As an example, consider “chronic pain,” a label frequently applied to patients and written in their charts.  (Even though it’s often written as a diagnosis, it is really a symptom.)  “Chronic pain” simply implies that the patient experiences pain.  Nothing more.  It says nothing about the origin of the pain, what exacerbates or soothes it, how long the patient has experienced it, or whether it responds to NSAIDs, opioids, acupuncture, yoga, or rest.  When a new patient complains of “chronic pain” to a good pain specialist, the doctor doesn’t just write a script; he or she performs an examination, obtains a detailed history and collateral information, and treats in a manner that relieves discomfort yet minimizes side effects (and cost) to the patient.

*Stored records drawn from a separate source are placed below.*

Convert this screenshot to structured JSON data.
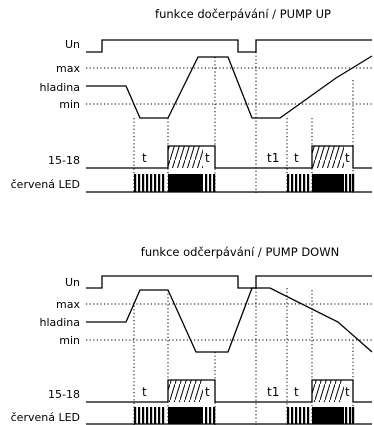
{
  "panels": [
    {
      "title": "funkce dočerpávání / PUMP UP",
      "labels": {
        "un": "Un",
        "max": "max",
        "level": "hladina",
        "min": "min",
        "relay": "15-18",
        "led": "červená LED"
      },
      "timer_labels": [
        "t",
        "t",
        "t1",
        "t",
        "t"
      ]
    },
    {
      "title": "funkce odčerpávání / PUMP DOWN",
      "labels": {
        "un": "Un",
        "max": "max",
        "level": "hladina",
        "min": "min",
        "relay": "15-18",
        "led": "červená LED"
      },
      "timer_labels": [
        "t",
        "t",
        "t1",
        "t",
        "t"
      ]
    }
  ]
}
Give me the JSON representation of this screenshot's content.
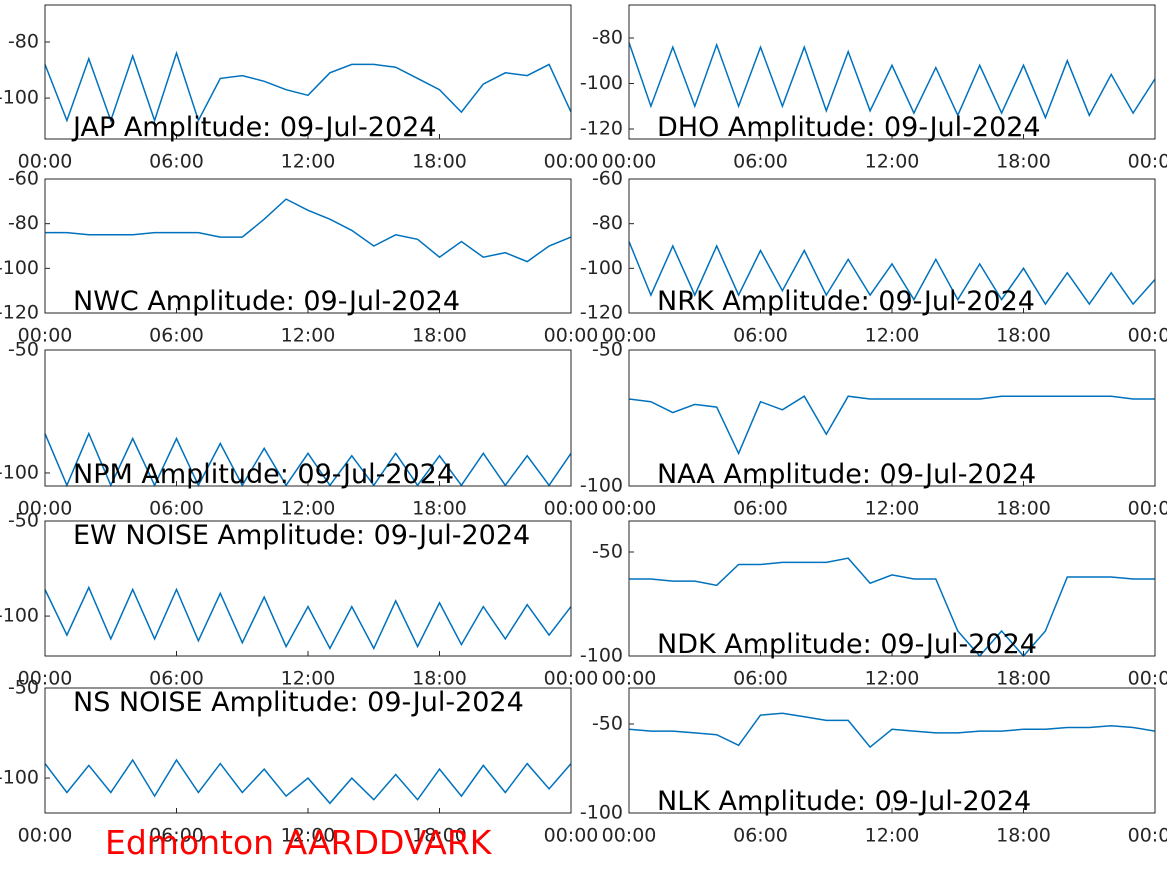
{
  "footer": "Edmonton AARDDVARK",
  "chart_data": [
    {
      "type": "line",
      "title": "JAP Amplitude: 09-Jul-2024",
      "x": [
        0,
        1,
        2,
        3,
        4,
        5,
        6,
        7,
        8,
        9,
        10,
        11,
        12,
        13,
        14,
        15,
        16,
        17,
        18,
        19,
        20,
        21,
        22,
        23,
        24
      ],
      "series": [
        {
          "color": "#0072bd",
          "values": [
            -88,
            -108,
            -86,
            -108,
            -85,
            -108,
            -84,
            -108,
            -93,
            -92,
            -94,
            -97,
            -99,
            -91,
            -88,
            -88,
            -89,
            -93,
            -97,
            -105,
            -95,
            -91,
            -92,
            -88,
            -105
          ]
        }
      ],
      "xlim": [
        0,
        24
      ],
      "xticks": [
        {
          "value": 0,
          "label": "00:00"
        },
        {
          "value": 6,
          "label": "06:00"
        },
        {
          "value": 12,
          "label": "12:00"
        },
        {
          "value": 18,
          "label": "18:00"
        },
        {
          "value": 24,
          "label": "00:00"
        }
      ],
      "ylim": [
        -114.6,
        -66.8
      ],
      "yticks": [
        -80,
        -100
      ]
    },
    {
      "type": "line",
      "title": "DHO Amplitude: 09-Jul-2024",
      "x": [
        0,
        1,
        2,
        3,
        4,
        5,
        6,
        7,
        8,
        9,
        10,
        11,
        12,
        13,
        14,
        15,
        16,
        17,
        18,
        19,
        20,
        21,
        22,
        23,
        24
      ],
      "series": [
        {
          "color": "#0072bd",
          "values": [
            -82,
            -110,
            -84,
            -110,
            -83,
            -110,
            -84,
            -110,
            -84,
            -112,
            -86,
            -112,
            -92,
            -113,
            -93,
            -114,
            -92,
            -113,
            -92,
            -115,
            -90,
            -114,
            -96,
            -113,
            -98
          ]
        }
      ],
      "xlim": [
        0,
        24
      ],
      "xticks": [
        {
          "value": 0,
          "label": "00:00"
        },
        {
          "value": 6,
          "label": "06:00"
        },
        {
          "value": 12,
          "label": "12:00"
        },
        {
          "value": 18,
          "label": "18:00"
        },
        {
          "value": 24,
          "label": "00:00"
        }
      ],
      "ylim": [
        -124.4,
        -65.5
      ],
      "yticks": [
        -80,
        -100,
        -120
      ]
    },
    {
      "type": "line",
      "title": "NWC Amplitude: 09-Jul-2024",
      "x": [
        0,
        1,
        2,
        3,
        4,
        5,
        6,
        7,
        8,
        9,
        10,
        11,
        12,
        13,
        14,
        15,
        16,
        17,
        18,
        19,
        20,
        21,
        22,
        23,
        24
      ],
      "series": [
        {
          "color": "#0072bd",
          "values": [
            -84,
            -84,
            -85,
            -85,
            -85,
            -84,
            -84,
            -84,
            -86,
            -86,
            -78,
            -69,
            -74,
            -78,
            -83,
            -90,
            -85,
            -87,
            -95,
            -88,
            -95,
            -93,
            -97,
            -90,
            -86
          ]
        }
      ],
      "xlim": [
        0,
        24
      ],
      "xticks": [
        {
          "value": 0,
          "label": "00:00"
        },
        {
          "value": 6,
          "label": "06:00"
        },
        {
          "value": 12,
          "label": "12:00"
        },
        {
          "value": 18,
          "label": "18:00"
        },
        {
          "value": 24,
          "label": "00:00"
        }
      ],
      "ylim": [
        -120,
        -60
      ],
      "yticks": [
        -60,
        -80,
        -100,
        -120
      ]
    },
    {
      "type": "line",
      "title": "NRK Amplitude: 09-Jul-2024",
      "x": [
        0,
        1,
        2,
        3,
        4,
        5,
        6,
        7,
        8,
        9,
        10,
        11,
        12,
        13,
        14,
        15,
        16,
        17,
        18,
        19,
        20,
        21,
        22,
        23,
        24
      ],
      "series": [
        {
          "color": "#0072bd",
          "values": [
            -88,
            -112,
            -90,
            -112,
            -90,
            -112,
            -92,
            -110,
            -92,
            -112,
            -96,
            -112,
            -98,
            -114,
            -96,
            -114,
            -98,
            -114,
            -100,
            -116,
            -102,
            -116,
            -102,
            -116,
            -105
          ]
        }
      ],
      "xlim": [
        0,
        24
      ],
      "xticks": [
        {
          "value": 0,
          "label": "00:00"
        },
        {
          "value": 6,
          "label": "06:00"
        },
        {
          "value": 12,
          "label": "12:00"
        },
        {
          "value": 18,
          "label": "18:00"
        },
        {
          "value": 24,
          "label": "00:00"
        }
      ],
      "ylim": [
        -120,
        -60
      ],
      "yticks": [
        -60,
        -80,
        -100,
        -120
      ]
    },
    {
      "type": "line",
      "title": "NPM Amplitude: 09-Jul-2024",
      "x": [
        0,
        1,
        2,
        3,
        4,
        5,
        6,
        7,
        8,
        9,
        10,
        11,
        12,
        13,
        14,
        15,
        16,
        17,
        18,
        19,
        20,
        21,
        22,
        23,
        24
      ],
      "series": [
        {
          "color": "#0072bd",
          "values": [
            -84,
            -105,
            -84,
            -105,
            -86,
            -105,
            -86,
            -105,
            -88,
            -105,
            -90,
            -105,
            -92,
            -105,
            -93,
            -105,
            -92,
            -105,
            -93,
            -105,
            -92,
            -105,
            -93,
            -105,
            -92
          ]
        }
      ],
      "xlim": [
        0,
        24
      ],
      "xticks": [
        {
          "value": 0,
          "label": "00:00"
        },
        {
          "value": 6,
          "label": "06:00"
        },
        {
          "value": 12,
          "label": "12:00"
        },
        {
          "value": 18,
          "label": "18:00"
        },
        {
          "value": 24,
          "label": "00:00"
        }
      ],
      "ylim": [
        -105.3,
        -50
      ],
      "yticks": [
        -50,
        -100
      ]
    },
    {
      "type": "line",
      "title": "NAA Amplitude: 09-Jul-2024",
      "x": [
        0,
        1,
        2,
        3,
        4,
        5,
        6,
        7,
        8,
        9,
        10,
        11,
        12,
        13,
        14,
        15,
        16,
        17,
        18,
        19,
        20,
        21,
        22,
        23,
        24
      ],
      "series": [
        {
          "color": "#0072bd",
          "values": [
            -68,
            -69,
            -73,
            -70,
            -71,
            -88,
            -69,
            -72,
            -67,
            -81,
            -67,
            -68,
            -68,
            -68,
            -68,
            -68,
            -68,
            -67,
            -67,
            -67,
            -67,
            -67,
            -67,
            -68,
            -68
          ]
        }
      ],
      "xlim": [
        0,
        24
      ],
      "xticks": [
        {
          "value": 0,
          "label": "00:00"
        },
        {
          "value": 6,
          "label": "06:00"
        },
        {
          "value": 12,
          "label": "12:00"
        },
        {
          "value": 18,
          "label": "18:00"
        },
        {
          "value": 24,
          "label": "00:00"
        }
      ],
      "ylim": [
        -100,
        -50
      ],
      "yticks": [
        -50,
        -100
      ]
    },
    {
      "type": "line",
      "title": "EW NOISE Amplitude: 09-Jul-2024",
      "x": [
        0,
        1,
        2,
        3,
        4,
        5,
        6,
        7,
        8,
        9,
        10,
        11,
        12,
        13,
        14,
        15,
        16,
        17,
        18,
        19,
        20,
        21,
        22,
        23,
        24
      ],
      "series": [
        {
          "color": "#0072bd",
          "values": [
            -86,
            -110,
            -85,
            -112,
            -86,
            -112,
            -86,
            -113,
            -88,
            -114,
            -90,
            -116,
            -95,
            -117,
            -95,
            -117,
            -92,
            -116,
            -93,
            -115,
            -95,
            -112,
            -94,
            -110,
            -95
          ]
        }
      ],
      "xlim": [
        0,
        24
      ],
      "xticks": [
        {
          "value": 0,
          "label": "00:00"
        },
        {
          "value": 6,
          "label": "06:00"
        },
        {
          "value": 12,
          "label": "12:00"
        },
        {
          "value": 18,
          "label": "18:00"
        },
        {
          "value": 24,
          "label": "00:00"
        }
      ],
      "ylim": [
        -121,
        -50
      ],
      "yticks": [
        -50,
        -100
      ]
    },
    {
      "type": "line",
      "title": "NDK Amplitude: 09-Jul-2024",
      "x": [
        0,
        1,
        2,
        3,
        4,
        5,
        6,
        7,
        8,
        9,
        10,
        11,
        12,
        13,
        14,
        15,
        16,
        17,
        18,
        19,
        20,
        21,
        22,
        23,
        24
      ],
      "series": [
        {
          "color": "#0072bd",
          "values": [
            -63,
            -63,
            -64,
            -64,
            -66,
            -56,
            -56,
            -55,
            -55,
            -55,
            -53,
            -65,
            -61,
            -63,
            -63,
            -88,
            -100,
            -88,
            -100,
            -88,
            -62,
            -62,
            -62,
            -63,
            -63
          ]
        }
      ],
      "xlim": [
        0,
        24
      ],
      "xticks": [
        {
          "value": 0,
          "label": "00:00"
        },
        {
          "value": 6,
          "label": "06:00"
        },
        {
          "value": 12,
          "label": "12:00"
        },
        {
          "value": 18,
          "label": "18:00"
        },
        {
          "value": 24,
          "label": "00:00"
        }
      ],
      "ylim": [
        -100,
        -35.1
      ],
      "yticks": [
        -50,
        -100
      ]
    },
    {
      "type": "line",
      "title": "NS NOISE Amplitude: 09-Jul-2024",
      "x": [
        0,
        1,
        2,
        3,
        4,
        5,
        6,
        7,
        8,
        9,
        10,
        11,
        12,
        13,
        14,
        15,
        16,
        17,
        18,
        19,
        20,
        21,
        22,
        23,
        24
      ],
      "series": [
        {
          "color": "#0072bd",
          "values": [
            -92,
            -108,
            -93,
            -108,
            -90,
            -110,
            -90,
            -108,
            -92,
            -108,
            -95,
            -110,
            -100,
            -114,
            -100,
            -112,
            -98,
            -112,
            -95,
            -110,
            -93,
            -108,
            -92,
            -106,
            -92
          ]
        }
      ],
      "xlim": [
        0,
        24
      ],
      "xticks": [
        {
          "value": 0,
          "label": "00:00"
        },
        {
          "value": 6,
          "label": "06:00"
        },
        {
          "value": 12,
          "label": "12:00"
        },
        {
          "value": 18,
          "label": "18:00"
        },
        {
          "value": 24,
          "label": "00:00"
        }
      ],
      "ylim": [
        -119.4,
        -50
      ],
      "yticks": [
        -50,
        -100
      ]
    },
    {
      "type": "line",
      "title": "NLK Amplitude: 09-Jul-2024",
      "x": [
        0,
        1,
        2,
        3,
        4,
        5,
        6,
        7,
        8,
        9,
        10,
        11,
        12,
        13,
        14,
        15,
        16,
        17,
        18,
        19,
        20,
        21,
        22,
        23,
        24
      ],
      "series": [
        {
          "color": "#0072bd",
          "values": [
            -53,
            -54,
            -54,
            -55,
            -56,
            -62,
            -45,
            -44,
            -46,
            -48,
            -48,
            -63,
            -53,
            -54,
            -55,
            -55,
            -54,
            -54,
            -53,
            -53,
            -52,
            -52,
            -51,
            -52,
            -54
          ]
        }
      ],
      "xlim": [
        0,
        24
      ],
      "xticks": [
        {
          "value": 0,
          "label": "00:00"
        },
        {
          "value": 6,
          "label": "06:00"
        },
        {
          "value": 12,
          "label": "12:00"
        },
        {
          "value": 18,
          "label": "18:00"
        },
        {
          "value": 24,
          "label": "00:00"
        }
      ],
      "ylim": [
        -100,
        -29.8
      ],
      "yticks": [
        -50,
        -100
      ]
    }
  ]
}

Perhaps this is what we can do in psychiatry, even with the reviled new DSM-5 diagnoses like “Attenuated Psychosis Syndrome” or “Disruptive Mood Dysregulation Disorder.”  Each of these new “diagnoses” suggests something about the patient and his or her behavior or experience.  But neither one should predict a course of treatment.  In fact, a vague diagnosis should actually prompt the doctor to probe more deeply into a patient’s symptoms and determine their impact on the patient’s well-being and functional status (which may actually help improve disability evaluations, too).  On a population basis, the heterogeneity of patients given a diagnosis might stimulate further research (neurobiological, psychological, epidemiologic, maybe even anthropological) to determine more specific subtypes of illness.

Will the new diagnoses be “overused”?  Probably.  Will they lead to “overdrugging” of patients—the outcome that everyone fears?  I guess that’s possible.  But if so, the spotlight should be turned on those who do the overdrugging, not on the document that simply describes the symptoms.  This may turn out to be difficult: official treatment guidelines might come out with recommendations to medicate, insurance companies may require diagnoses (or medications) in order to cover psychiatric services, and drug companies might aggressively market their products for these new indications.  And there will always be doctors who cut corners, arrive at diagnoses too quickly and are eager to use dangerous medications.  But these targets, ultimately, are where the anti-DSM-5 efforts should be placed, not on its wholesale rejection.

In the end, one could argue that the DSM-5 is unnecessary, premature, and flawed.  Unfortunately, it simply reflects our understanding of mental illness at this point in time.  But is it a “dangerous public health experiment,” as Allen Frances has warned?  Only if we allow it to override our eyes and ears, our hearts and minds, and what our patients truly need and want from us.   In the end, it’s just a book.  What really matters is how we use it.